In that sense, the book is much more an extension of her stage show than of anything attached to her work with RuPaul or the two Hurricane Bianca films. Del Rio believes that worrying about whether someone’s feelings have been hurt portends the death of comedy, and she contrasts her flair for saying virtually anything to someone’s face against the internet-enabled tendency to lash out anonymously. Perhaps surprisingly, though, Del Rio doesn’t hunger for the return of old-school, decades-long public feuds. She simply misses the old days.

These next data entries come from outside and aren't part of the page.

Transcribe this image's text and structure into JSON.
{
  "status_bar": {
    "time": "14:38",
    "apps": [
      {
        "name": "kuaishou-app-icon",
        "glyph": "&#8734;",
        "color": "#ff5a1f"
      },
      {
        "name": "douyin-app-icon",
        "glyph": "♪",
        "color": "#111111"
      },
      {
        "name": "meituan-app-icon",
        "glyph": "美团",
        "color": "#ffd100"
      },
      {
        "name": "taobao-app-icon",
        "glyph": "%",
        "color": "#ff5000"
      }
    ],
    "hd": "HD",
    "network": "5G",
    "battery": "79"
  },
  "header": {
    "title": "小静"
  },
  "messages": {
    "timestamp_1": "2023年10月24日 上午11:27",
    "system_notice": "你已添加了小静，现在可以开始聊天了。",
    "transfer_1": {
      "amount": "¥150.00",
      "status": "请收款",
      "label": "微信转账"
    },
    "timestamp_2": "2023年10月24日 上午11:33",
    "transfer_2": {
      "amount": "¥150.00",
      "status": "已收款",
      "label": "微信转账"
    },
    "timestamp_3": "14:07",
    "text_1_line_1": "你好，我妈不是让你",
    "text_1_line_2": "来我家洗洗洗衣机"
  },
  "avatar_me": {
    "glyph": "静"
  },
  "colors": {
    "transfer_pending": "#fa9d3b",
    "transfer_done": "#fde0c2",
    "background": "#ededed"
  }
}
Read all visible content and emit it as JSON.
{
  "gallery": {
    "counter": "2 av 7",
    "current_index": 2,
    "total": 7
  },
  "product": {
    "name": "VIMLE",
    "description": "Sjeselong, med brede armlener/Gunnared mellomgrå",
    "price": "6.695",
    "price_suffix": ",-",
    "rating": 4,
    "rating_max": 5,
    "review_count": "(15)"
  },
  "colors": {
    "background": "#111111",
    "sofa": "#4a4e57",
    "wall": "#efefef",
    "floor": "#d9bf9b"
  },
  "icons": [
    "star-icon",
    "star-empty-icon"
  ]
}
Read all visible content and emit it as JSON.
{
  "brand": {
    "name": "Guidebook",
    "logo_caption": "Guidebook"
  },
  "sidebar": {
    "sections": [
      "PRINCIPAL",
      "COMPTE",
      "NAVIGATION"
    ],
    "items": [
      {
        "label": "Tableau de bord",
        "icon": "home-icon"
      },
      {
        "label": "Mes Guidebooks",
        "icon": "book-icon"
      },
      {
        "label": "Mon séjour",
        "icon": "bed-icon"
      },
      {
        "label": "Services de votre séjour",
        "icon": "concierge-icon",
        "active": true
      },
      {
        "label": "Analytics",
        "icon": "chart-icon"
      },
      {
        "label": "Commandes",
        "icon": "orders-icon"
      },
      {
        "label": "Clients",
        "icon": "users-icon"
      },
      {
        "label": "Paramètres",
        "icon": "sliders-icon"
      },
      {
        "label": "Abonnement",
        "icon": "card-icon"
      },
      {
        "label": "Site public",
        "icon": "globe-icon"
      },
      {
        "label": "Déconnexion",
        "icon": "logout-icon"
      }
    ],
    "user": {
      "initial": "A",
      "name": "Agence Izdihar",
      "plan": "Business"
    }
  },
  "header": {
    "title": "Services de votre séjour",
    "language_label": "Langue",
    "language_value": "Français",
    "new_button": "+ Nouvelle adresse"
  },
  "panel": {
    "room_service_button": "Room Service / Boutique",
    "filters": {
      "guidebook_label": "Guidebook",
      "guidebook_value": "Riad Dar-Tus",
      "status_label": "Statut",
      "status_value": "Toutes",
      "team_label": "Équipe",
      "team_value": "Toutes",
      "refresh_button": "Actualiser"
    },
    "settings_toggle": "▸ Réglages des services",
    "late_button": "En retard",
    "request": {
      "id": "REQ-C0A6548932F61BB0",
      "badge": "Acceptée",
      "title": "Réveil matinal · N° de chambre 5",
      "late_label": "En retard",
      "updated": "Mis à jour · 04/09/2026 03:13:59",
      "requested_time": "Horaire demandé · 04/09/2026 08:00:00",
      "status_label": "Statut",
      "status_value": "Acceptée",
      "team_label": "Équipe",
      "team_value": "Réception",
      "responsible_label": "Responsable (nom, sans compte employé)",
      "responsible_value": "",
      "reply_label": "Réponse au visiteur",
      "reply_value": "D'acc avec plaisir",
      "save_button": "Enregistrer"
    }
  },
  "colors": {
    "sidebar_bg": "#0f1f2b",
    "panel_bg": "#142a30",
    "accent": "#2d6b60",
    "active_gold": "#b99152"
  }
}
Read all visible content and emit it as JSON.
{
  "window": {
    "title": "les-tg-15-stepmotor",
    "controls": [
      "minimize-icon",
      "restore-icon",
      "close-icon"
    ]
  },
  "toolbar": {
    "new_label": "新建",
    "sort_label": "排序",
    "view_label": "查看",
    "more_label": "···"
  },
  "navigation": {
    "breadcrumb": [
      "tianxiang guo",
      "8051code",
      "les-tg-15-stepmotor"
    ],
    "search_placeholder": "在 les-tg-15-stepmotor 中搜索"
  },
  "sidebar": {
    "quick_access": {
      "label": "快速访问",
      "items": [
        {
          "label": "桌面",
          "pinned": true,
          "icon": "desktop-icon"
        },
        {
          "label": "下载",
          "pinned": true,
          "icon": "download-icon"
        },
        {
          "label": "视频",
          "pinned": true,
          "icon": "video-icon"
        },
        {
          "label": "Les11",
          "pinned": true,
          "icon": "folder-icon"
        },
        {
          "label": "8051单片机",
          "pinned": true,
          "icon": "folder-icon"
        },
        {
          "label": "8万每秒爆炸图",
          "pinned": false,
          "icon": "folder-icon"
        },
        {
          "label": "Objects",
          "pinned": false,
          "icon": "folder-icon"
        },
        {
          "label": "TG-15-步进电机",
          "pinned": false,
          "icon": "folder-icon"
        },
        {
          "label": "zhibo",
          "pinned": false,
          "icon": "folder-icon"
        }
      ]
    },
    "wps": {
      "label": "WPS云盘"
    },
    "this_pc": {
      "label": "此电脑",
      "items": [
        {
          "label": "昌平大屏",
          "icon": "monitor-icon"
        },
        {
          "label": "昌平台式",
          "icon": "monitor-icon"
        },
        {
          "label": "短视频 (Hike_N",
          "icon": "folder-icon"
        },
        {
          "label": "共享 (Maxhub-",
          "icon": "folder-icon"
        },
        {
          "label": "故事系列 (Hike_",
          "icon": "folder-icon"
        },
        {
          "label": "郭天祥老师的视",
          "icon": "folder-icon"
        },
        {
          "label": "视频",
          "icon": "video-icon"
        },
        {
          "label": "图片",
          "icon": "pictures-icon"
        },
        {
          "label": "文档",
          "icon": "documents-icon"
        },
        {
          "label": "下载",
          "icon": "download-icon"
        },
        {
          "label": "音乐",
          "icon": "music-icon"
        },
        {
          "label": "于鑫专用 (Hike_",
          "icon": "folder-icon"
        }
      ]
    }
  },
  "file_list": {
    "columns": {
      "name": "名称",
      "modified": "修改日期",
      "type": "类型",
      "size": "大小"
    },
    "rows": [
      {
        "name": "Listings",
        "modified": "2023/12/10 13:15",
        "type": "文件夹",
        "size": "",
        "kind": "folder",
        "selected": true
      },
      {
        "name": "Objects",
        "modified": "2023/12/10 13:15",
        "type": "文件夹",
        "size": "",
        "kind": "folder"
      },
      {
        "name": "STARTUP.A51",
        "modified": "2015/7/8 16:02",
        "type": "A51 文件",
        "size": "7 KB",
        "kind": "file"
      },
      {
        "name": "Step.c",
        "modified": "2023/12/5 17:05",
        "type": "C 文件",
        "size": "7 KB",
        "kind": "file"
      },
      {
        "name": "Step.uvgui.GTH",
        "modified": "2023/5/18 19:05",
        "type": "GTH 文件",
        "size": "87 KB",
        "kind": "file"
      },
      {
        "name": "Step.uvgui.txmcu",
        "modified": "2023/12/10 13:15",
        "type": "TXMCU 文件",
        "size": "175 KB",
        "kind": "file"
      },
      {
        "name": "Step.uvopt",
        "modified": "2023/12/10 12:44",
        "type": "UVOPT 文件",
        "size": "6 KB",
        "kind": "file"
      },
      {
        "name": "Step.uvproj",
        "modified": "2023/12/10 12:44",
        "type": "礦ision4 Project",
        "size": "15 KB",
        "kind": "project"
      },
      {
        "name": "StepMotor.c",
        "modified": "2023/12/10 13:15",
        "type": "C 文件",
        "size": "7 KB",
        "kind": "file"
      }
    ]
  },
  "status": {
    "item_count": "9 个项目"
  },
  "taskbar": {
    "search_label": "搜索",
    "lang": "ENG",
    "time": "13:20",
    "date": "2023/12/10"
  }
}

“There’s a group that’s bothered by everything which is why you just have to not give a shit from the get-go,” she says. “I think I fall into that weird category where I’m of a certain age where I remember Joan Rivers and Don Rickles and people that were intelligent and funny and entertaining. … I remember when drag queens were a good time. Now it’s ‘Oh, you can’t say that!’ I laugh at that shit. I say whatever I want to say. You don’t have to like it, and that’s completely OK. You can get the fuck up and you can walk out and you can tweet whatever you want. I don’t care. But lighten the fuck up, motherfuckers. Look who’s president.”
Regarding Joan Rivers, her most direct comedic antecedent, Del Rio met her a number of times. In the book, she reveals the four pieces of advice Rivers gave her and which clearly inform Del Rio’s own philosophy, two of which are “Work hard” and “Never take a vacation (they’ll forget about you).” The other two pertain to industrial-strength penis tucking and how not to die in a medically induced coma.
“Joan was a huge theater fan and a lot of opening nights I would see her at shows, and she was always gracious and took photos,” Del Rio says. “They always say never meet your idols, but she was the real deal. Funny is funny. On the YouTube show she was doing right before she died, I was the second-to-last interview she did. Right after me, it was LeAnn Rimes — so it was LeAnn Rimes who killed her, not me.”